Une telle découverte n’est cependant qu’un premier pas. Dans un deuxième temps, les petites entreprises de biotechnologie testent et analysent les molécules prometteuses. Celles qui restent en course sont ensuite vendues à des fabricants de médicaments tels que Roche et Novartis.

De nombreux spécialistes affirment que la meilleure manière d’accélérer le processus menant du développement d’un médicament du laboratoire au chevet du malade est de mettre sous un même toit scientifiques et praticiens.

C’est ce que prévoit le centre de cancérologie AGORA de Lausanne, qui doit ouvrir ses portes en 2016 à Lausanne. Le projet a été initié par l’Ecole polytechnique fédérale de Lausane (EPFL), la fondation ISREC et des oncologues de l’Hôpital universitaire de Lausanne (CHUV).

«La Suisse peu attractive»

Les développeurs de médicaments testent ces nouvelles substances chimiques en laboratoire et, finalement, sur les humains, évaluant d’abord leur sécurité puis leur efficacité. Lors d’une troisième et dernière phase précédent l’homologation, les médicaments en lice sont comparés aux traitements existants les plus couramment utilisés. Ces tests finaux sont destinés à convaincre les autorités du bienfait du médicament en vue de sa commercialisation.

Mais de telles exigences réglementaires ne sont pas seulement un obstacle pour des entreprises qui souhaitent commercialiser un produit. Les instituts de recherche sont également engagés dans cette bataille de tous les instants. Selon le Groupe suisse de recherche clinique sur le cancer (SAKK), le nombre de tests cliniques approuvés par Swissmedic a diminué de 40% entre 2005 et 2011.

«La raison de cette baisse est la sur-réglementation, qui rend la Suisse peu attractive, car le processus y est dispendieux et lent, affirme Beat Thürlimann, président du groupe.
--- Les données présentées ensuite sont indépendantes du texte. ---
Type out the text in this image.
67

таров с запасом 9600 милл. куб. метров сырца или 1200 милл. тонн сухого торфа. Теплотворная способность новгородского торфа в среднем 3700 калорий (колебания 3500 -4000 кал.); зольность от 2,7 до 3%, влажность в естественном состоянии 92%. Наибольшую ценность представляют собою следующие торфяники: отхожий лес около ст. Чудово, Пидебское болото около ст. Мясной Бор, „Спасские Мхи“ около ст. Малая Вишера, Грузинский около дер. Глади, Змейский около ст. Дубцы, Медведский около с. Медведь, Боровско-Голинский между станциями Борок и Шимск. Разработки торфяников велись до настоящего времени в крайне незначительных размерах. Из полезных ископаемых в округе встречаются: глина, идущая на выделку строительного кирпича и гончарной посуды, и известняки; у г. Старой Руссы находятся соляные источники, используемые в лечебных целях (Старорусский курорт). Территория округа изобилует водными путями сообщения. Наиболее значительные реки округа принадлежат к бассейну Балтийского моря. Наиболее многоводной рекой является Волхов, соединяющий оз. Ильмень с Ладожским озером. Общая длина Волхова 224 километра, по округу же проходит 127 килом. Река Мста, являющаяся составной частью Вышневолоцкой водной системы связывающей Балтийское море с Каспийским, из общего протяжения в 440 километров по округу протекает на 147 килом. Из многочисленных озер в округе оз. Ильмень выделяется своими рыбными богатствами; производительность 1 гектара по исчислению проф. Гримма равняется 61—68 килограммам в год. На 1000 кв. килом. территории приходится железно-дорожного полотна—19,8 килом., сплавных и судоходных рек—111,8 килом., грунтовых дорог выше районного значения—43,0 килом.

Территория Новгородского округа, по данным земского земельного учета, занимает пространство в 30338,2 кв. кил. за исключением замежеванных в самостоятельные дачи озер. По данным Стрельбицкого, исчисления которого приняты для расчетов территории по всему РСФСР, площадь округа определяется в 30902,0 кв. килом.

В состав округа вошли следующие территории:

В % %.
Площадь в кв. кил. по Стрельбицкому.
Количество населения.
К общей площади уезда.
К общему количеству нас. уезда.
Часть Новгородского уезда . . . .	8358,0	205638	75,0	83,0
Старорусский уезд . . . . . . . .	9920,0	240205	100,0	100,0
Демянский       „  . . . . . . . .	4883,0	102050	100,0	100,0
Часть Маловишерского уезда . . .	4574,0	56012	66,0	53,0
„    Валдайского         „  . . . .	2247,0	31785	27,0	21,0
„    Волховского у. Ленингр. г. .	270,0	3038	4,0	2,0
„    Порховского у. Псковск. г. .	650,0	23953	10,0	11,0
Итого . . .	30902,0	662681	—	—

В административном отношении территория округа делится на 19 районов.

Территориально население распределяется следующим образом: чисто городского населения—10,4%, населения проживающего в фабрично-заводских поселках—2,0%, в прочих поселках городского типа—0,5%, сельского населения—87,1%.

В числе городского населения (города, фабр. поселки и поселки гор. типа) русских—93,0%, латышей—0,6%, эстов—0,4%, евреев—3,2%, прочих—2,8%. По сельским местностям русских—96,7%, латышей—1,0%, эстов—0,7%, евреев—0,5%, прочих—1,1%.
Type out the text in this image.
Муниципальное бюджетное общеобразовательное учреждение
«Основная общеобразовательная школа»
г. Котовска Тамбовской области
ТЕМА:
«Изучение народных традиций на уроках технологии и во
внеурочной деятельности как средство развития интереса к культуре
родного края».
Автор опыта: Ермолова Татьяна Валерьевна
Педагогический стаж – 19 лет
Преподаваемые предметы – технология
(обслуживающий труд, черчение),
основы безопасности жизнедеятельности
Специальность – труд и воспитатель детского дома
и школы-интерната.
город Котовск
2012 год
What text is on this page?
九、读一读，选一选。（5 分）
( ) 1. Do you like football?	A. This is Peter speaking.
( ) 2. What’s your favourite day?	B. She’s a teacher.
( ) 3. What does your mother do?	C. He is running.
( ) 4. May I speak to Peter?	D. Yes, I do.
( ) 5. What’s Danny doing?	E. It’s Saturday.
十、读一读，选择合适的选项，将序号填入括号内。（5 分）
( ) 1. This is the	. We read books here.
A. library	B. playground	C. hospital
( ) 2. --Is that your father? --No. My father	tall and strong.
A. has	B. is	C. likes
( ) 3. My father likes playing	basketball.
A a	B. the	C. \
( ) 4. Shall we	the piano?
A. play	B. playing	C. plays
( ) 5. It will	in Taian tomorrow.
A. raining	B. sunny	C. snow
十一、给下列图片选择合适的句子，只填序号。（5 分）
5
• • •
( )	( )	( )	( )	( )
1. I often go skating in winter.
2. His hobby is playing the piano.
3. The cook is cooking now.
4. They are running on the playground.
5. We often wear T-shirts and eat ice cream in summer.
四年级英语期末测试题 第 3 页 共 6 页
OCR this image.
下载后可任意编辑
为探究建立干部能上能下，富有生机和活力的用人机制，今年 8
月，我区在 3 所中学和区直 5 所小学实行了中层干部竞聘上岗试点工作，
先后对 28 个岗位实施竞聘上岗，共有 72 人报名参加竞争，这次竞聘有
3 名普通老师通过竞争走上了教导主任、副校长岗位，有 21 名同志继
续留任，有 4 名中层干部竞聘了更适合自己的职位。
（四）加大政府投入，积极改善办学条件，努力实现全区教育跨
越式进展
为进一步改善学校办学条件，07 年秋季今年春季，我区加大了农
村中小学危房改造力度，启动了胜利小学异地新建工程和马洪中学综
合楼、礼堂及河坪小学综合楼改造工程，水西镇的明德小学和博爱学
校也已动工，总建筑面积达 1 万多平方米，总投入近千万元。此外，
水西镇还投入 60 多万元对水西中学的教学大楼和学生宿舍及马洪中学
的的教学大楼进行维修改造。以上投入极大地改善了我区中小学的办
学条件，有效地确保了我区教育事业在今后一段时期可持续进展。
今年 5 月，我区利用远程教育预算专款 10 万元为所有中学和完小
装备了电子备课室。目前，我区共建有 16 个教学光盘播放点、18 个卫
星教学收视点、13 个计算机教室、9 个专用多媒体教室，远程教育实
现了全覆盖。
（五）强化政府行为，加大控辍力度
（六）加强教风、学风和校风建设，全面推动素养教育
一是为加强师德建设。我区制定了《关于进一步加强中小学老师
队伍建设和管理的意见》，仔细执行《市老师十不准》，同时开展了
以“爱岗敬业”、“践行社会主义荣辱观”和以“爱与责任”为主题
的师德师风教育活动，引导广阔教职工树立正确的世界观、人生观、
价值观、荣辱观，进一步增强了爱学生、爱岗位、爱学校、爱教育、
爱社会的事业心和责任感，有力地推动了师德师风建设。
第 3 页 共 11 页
Il est ainsi plus compliqué de mener de tels tests cliniques aujourd’hui».

Pourtant, pour un oncologue comme Beat Thürlimann, il est plus urgent que jamais de trouver de meilleures thérapies contre le cancer. Près de 40’000 nouveaux cas sont traités chaque année en Suisse, qui sont responsables de la mort de près de 16’000 personnes, d’après la Ligue suisse contre le cancer.

Swissmedic, par l’intermédiaire de son porte-parole Daniel Lüthi, affirme pourtant que le cadre législatif est resté le même. Il concède toutefois que l’état des connaissances scientifiques et techniques et les exigences réglementaires qui en découlent – notamment en ce qui concerne les tests cliniques et leur évaluation – a «énormément évolué» au cours des 20 dernières années.